The Tantors approached the tents in a line, then stopped. Chiku looked to Eunice for guidance, saw her rising from her chair and did likewise. She moved slowly, turning around with hands at her sides, holding only the helmet. She wondered how strange and fierce she looked in the vacuum suit. Like a hard-skinned monster with a tiny, shrunken head.

‘What are they?’ she whispered.

‘Elephants with enhanced cognition,’ Eunice answered, her voice as low as Chiku’s. ‘Uplifted animals. The result of illegal genetic experimentation conducted before
Zanzibar
ever left the solar system. Their minds are larger than those of baseline elephants, and they have a level of modular organisation approaching that of the human brain. They have a highly developed sense of self, an advanced capacity for tool use, the rudiments of language, an understanding of time’s arrow. Some of these traits were already present in elephants, of course. They’ve just been . . . enhanced, augmented, amplified. But whatever they are, these creatures are no longer simply animals.’

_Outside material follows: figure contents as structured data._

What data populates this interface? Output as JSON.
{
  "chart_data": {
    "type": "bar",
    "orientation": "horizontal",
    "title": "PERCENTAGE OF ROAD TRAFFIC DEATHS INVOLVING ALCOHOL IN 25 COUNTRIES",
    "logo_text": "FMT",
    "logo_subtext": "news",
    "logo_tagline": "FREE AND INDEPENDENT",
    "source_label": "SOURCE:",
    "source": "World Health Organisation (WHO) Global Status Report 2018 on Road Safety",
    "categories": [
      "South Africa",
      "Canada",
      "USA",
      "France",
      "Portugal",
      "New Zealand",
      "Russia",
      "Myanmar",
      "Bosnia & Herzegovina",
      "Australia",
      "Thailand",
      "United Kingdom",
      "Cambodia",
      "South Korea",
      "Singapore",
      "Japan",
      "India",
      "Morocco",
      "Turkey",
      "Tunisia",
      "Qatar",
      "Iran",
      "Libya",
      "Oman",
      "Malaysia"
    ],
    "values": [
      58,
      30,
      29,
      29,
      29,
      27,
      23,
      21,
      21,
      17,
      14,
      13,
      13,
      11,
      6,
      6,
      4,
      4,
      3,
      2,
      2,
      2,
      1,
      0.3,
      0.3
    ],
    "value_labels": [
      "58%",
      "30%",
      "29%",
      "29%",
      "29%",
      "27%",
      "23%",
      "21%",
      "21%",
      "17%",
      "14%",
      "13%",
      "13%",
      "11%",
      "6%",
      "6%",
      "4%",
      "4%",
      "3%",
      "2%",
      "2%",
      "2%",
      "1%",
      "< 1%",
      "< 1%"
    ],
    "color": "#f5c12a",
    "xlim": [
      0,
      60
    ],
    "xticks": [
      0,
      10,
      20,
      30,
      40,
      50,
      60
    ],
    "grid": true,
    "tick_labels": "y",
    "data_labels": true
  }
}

Chiku was as awed and horror-struck as if the sky had parted to reveal the gears and ratchets of heaven’s own clockwork. She had spent a good measure of her life in the company of elephants. It was a family thing, a long and noble tradition.

The wrongness of the Tantors drove a hot lance into her moral core.

‘Who did this?’

‘If I ever knew, I don’t remember now. But they are what they are, Chiku. There’s no point feeling revulsion. The Tantors didn’t do this to themselves. They didn’t choose to be evolved.’

‘This should never have happened.’

‘I gather Geoffrey felt much the same way when he learned about the Lunar dwarves. They were the result of genetic manipulation, which he found profoundly distasteful.’ Eunice started walking toward the four Tantors, beckoning Chiku to accompany her. ‘But Geoffrey realised that he had to accept the reality of the dwarves, and to do what he could to make their world better. It was just the hand he’d been dealt. You’ll
come to the same accommodation with these creatures.’

Eunice’s glib self-assurance was beginning to grate on Chiku. ‘How would you know?’